Group Therapy


I run a group called A Mindful Life – relationships and mindfulness on Tuesday nights from 6:30 pm – 8 pm. The focus of the group is to create a mindful lifestyle in the midst of life’s ups and downs. In the group we use group discussion, meditation and other exercises to increase members’ mindful capacity. The goal of the group is to help members experience an expanded state of aliveness by healing relationships and finding their truth on their life path.

The group is comprised of a maximum of 6 people that discuss relational and life issues, as well as practice mindfulness together in an intimate setting. Members listen to each other and openly provide feedback and support. These interactions give members an opportunity to be understood and listened to in ways they may not have experienced at other times in their lives. Within the group, it is safe for members to try new ways of being with others and learn how their old interaction style(s) may have limited their success in relationships. The content of group sessions is confidential; members agree not to identify other members or what is discussed outside of group.

Inside Brian's Office

What to Expect in Your First Group Therapy Session

The first session consists of an introduction from all members and a short statement about what each person expects to get or has gotten from the group experience.
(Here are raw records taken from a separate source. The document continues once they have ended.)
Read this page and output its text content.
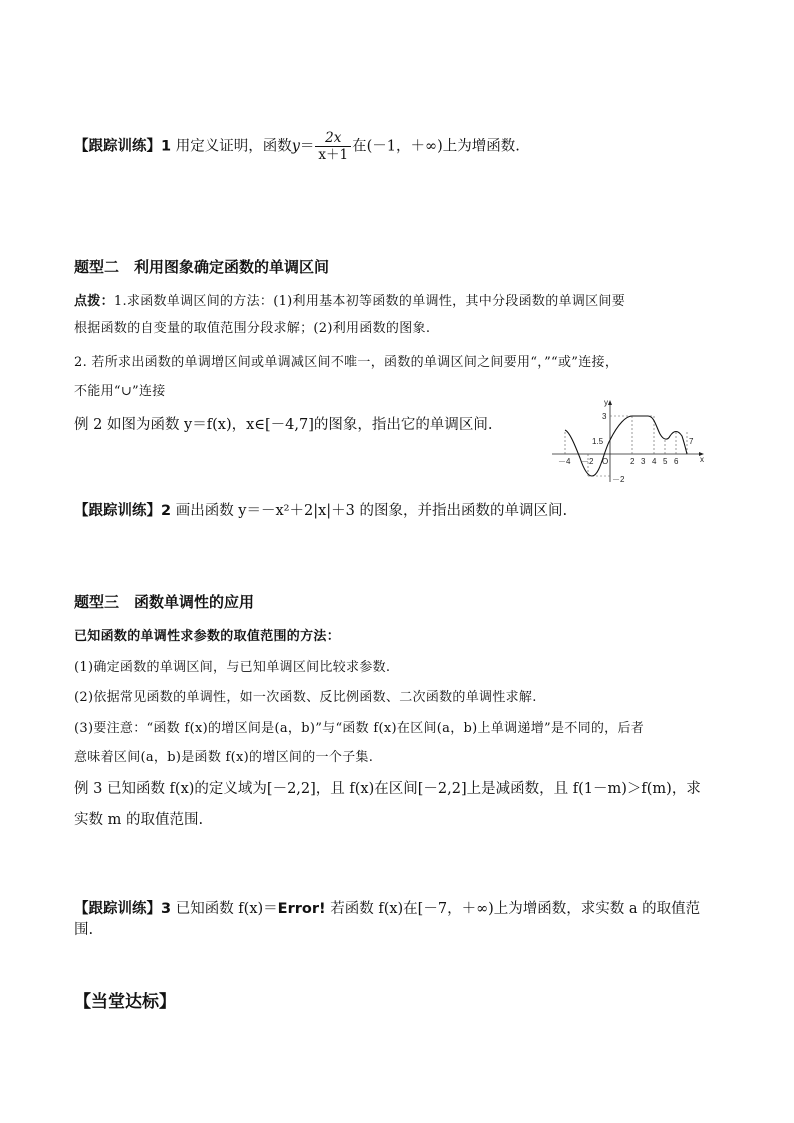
【跟踪训练】1 用定义证明，函数$y= \frac{2x}{x+1}$ 在(－1，＋∞)上为增函数.
题型二　利用图象确定函数的单调区间
点拨：1.求函数单调区间的方法：(1)利用基本初等函数的单调性，其中分段函数的单调区间要
根据函数的自变量的取值范围分段求解；(2)利用函数的图象.
2. 若所求出函数的单调增区间或单调减区间不唯一，函数的单调区间之间要用“，”“或”连接，
不能用“∪”连接
例 2 如图为函数 y＝f(x)，x∈[－4,7]的图象，指出它的单调区间.
y
x
3
1.5
－2
－4 －2 O	2 3 4 5 6
7
【跟踪训练】2 画出函数 y＝－x²＋2|x|＋3 的图象，并指出函数的单调区间.
题型三　函数单调性的应用
已知函数的单调性求参数的取值范围的方法：
(1)确定函数的单调区间，与已知单调区间比较求参数.
(2)依据常见函数的单调性，如一次函数、反比例函数、二次函数的单调性求解.
(3)要注意：“函数 f(x)的增区间是(a，b)”与“函数 f(x)在区间(a，b)上单调递增”是不同的，后者
意味着区间(a，b)是函数 f(x)的增区间的一个子集.
例 3 已知函数 f(x)的定义域为[－2,2]，且 f(x)在区间[－2,2]上是减函数，且 f(1－m)＞f(m)，求
实数 m 的取值范围.
【跟踪训练】3 已知函数 f(x)＝Error! 若函数 f(x)在[－7，＋∞)上为增函数，求实数 a 的取值范
围.
【当堂达标】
You will hear the “rules” of the group; such as confidentiality and an agreement that members not be in contact outside the group. These guidelines protect the integrity of the group and provide for safety and confidentiality. Prior to joining the group, I meet with new members to ensure that their needs will be met by the group.

There are five key ways that mindfulness training increases physical and mental health:

  1. It strengthens the immune system and physiological responses to stress and negative emotions.
  2. It improves social relationships with family and strangers.
  3. It reduces stress, depression, and anxiety and increased well-being and happiness.
  4. It increases openness to experience, conscientiousness, and agreeableness and reduced negative associations with neuroticism.
  5. It leads to greater psychological mindfulness, which include an awareness that is clear, nonconceptual, and flexible; a practical stance toward reality; and present attention to the individual’s consciousness and awareness.

“Doing and Being: Mindfulness, Health, and Quiet Ego Characteristics among Buddhist Practitioners,” 2011 research article in the Journal of Happiness Studies (12(4): 575-589).